けどただのスタジオやない。試着もできるウエディングフォトスタジオ。


こういうの好きそうやなと思って、式場の見学よりこっちを先にした。


実莉は店に入る前から察してわくわくしてたみたいやけど、店員から説明を受けた後、店内に並ぶウエディングドレスや色とりどりのドレスを眺めて分かりやすく目が輝かせた。

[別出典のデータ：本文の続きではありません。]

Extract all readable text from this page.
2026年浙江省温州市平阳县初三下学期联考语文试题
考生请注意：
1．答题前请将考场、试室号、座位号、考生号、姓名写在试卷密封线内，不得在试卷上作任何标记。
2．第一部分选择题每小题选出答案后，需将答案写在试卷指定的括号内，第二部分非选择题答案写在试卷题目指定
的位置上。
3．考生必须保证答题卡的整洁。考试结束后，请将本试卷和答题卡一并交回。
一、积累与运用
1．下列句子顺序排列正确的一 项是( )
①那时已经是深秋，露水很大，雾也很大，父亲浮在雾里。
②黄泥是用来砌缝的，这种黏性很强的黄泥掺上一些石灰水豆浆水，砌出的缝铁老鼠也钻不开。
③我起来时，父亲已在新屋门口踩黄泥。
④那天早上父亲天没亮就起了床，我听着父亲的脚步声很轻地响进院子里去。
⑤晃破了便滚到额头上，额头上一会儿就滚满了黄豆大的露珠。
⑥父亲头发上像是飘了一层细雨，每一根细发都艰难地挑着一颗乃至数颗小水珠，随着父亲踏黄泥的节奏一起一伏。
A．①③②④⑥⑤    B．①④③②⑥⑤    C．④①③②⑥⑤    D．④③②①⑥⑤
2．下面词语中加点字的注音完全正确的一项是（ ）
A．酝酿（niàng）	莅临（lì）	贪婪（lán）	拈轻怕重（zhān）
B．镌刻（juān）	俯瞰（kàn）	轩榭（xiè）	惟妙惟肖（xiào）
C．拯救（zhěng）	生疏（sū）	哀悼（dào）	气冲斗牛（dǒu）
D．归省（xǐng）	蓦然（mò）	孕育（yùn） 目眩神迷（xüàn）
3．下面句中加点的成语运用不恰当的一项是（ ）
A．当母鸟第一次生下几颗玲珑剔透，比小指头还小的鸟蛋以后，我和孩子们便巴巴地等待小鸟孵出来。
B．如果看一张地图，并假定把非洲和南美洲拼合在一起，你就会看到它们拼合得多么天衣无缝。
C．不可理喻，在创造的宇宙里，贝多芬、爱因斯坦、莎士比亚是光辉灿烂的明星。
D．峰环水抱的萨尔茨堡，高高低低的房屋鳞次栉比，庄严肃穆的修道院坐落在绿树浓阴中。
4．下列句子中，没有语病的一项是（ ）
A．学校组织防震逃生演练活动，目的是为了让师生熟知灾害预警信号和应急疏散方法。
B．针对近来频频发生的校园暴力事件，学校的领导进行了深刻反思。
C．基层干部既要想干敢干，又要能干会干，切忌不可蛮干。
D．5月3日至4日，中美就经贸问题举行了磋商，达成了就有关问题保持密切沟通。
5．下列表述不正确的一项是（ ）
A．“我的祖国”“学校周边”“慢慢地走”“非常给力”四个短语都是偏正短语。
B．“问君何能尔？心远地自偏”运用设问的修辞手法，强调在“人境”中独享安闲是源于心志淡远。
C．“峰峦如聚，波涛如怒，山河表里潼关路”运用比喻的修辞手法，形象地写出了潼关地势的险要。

「いろんなドレス着るの夢だったの!ありがとう大希!」

「せやろ、実莉こういうの絶対好きやと思ったわ。どうぞ心ゆくまで試着してください」

「言ったね?本気で時間の限り着せ替えするからちゃんと見守っててね。すみませんこの赤いドレス試着お願いしまーす!」


やっぱノリええわ。そんでウエディングドレスより先にお色直し用のカラードレスから選ぶんかい。


「ウエディングドレスの試着はええの?」

「それは当日のサプライズにするつもり。雫佳さんと壱華の意見聞いて選ぶことにしたの」

「サプライズか、それもええなあ」



なるほどね、ウエディングドレスは当日まで俺に内緒なんや。

そんで結婚式への関心はあるんや。よかった、結婚に対する後ろめたさはないらしい。


「大希、いっぱい写真撮ってね」

「はいよ、任せとき」


実莉は俺にウインクをして、店員に笑顔でドレスの指定をして試着室に消えた。


なんやあの顔、反則やろあざとい。